Saving for retirement can be difficult, and although retirement savings plans can help you get more money in the bank, they also come with sometimes burdensome restrictions, including rules on transferring money. Generally, you cannot transfer an individual retirement account, also known as an IRA, from one spouse to another.
Individual Retirement Accounts
Individual retirement accounts, like a Social Security number or credit score, are assigned only to individual people. It is not possible to create a joint IRA, even between married spouses. While an individual can combine or roll over their own retirement accounts, this can only be done when all of the accounts are owned by the same person. If both spouses wish to save for retirement, they will each need their own IRA.
Inheriting An IRA
If a spouse dies, the other spouse may inherit the retirement account. When setting up an IRA, you'll be asked to name a beneficiary of the account should you die. If the account holder dies, the spouse may re-title the account in her own name and continue to pay into the account or transfer the money into a new or existing IRA. These transferred accounts have the same restrictions as an IRA that wasn't transferred upon death, which means that the surviving spouse will pay a penalty if he withdraws the money before retirement.

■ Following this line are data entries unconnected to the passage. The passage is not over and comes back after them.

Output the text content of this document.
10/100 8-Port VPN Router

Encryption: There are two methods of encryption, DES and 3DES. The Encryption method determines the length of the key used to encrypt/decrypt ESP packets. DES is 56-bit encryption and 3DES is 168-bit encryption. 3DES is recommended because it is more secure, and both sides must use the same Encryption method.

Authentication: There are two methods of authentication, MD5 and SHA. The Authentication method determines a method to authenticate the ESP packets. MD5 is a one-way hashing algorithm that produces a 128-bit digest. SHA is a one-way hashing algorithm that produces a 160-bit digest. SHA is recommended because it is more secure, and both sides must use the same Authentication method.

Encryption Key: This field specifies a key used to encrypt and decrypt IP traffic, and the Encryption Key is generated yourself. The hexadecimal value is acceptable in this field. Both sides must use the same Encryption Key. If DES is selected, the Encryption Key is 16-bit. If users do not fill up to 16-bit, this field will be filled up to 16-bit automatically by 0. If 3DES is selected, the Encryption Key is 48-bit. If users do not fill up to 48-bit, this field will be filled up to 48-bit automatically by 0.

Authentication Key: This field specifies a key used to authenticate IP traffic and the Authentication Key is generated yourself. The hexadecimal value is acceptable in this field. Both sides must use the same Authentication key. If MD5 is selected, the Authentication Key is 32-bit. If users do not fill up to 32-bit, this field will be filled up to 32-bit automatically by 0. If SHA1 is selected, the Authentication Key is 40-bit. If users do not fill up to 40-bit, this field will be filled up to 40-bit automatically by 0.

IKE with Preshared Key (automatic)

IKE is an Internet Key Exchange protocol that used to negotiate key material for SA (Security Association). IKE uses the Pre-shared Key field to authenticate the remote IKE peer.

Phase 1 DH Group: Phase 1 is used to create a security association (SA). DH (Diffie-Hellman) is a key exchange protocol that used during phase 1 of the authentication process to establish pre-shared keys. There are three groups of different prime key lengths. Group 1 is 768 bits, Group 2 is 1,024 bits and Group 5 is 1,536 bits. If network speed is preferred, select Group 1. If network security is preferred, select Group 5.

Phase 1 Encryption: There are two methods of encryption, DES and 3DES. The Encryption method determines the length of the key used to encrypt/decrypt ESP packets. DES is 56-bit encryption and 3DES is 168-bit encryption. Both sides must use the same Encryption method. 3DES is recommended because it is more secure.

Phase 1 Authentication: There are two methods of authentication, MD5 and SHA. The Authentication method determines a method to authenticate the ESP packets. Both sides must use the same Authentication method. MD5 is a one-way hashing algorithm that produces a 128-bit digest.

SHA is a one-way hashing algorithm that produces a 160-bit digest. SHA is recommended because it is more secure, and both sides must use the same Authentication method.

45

A surviving spouse may also inherit the IRA of a spouse through the probate process. If an account holder does not designate a beneficiary, the money in the IRA will become part of the person's estate and will be distributed to any heirs through the probate process. In many states, this means that a surviving spouse will inherit all or some of the IRA, depending on state probate laws. If an account holder wants a spouse to inherit his IRA upon death, the account holder should make sure to name the other spouse as a beneficiary in order to avoid the complex and lengthy probate process.
Generally, you must have qualifying income to contribute to an IRA, but if you are married and you file your taxes jointly, you can take advantage of an exception to this rule. Spousal IRAs allow a primary earner with a qualifying income to fund an IRA for the other spouse, even if the other spouse does not have a qualifying income. There is no difference between an IRA and a spousal IRA, they are just called such in order to designate their exemption from the qualifying income rule.
Spousal IRAs are subject to the same contribution limits as any other IRA. For 2018, this maximum contribution for those under 59 1/2 is $5,500. Additionally, a spousal IRA must be set up in the non-working spouse's name and Social Security number. You cannot jointly hold a spousal IRA.
Consolidating IRAs At One Investment Firm
Although you cannot generally combine IRAs or transfer them from spouse to spouse, many people choose to move both accounts to the same investment management for ease of access. Many investment firms will offer lower fees for multiple family accounts held at the same firm, and keeping both IRAs in the same investment firm can simplify your money management process.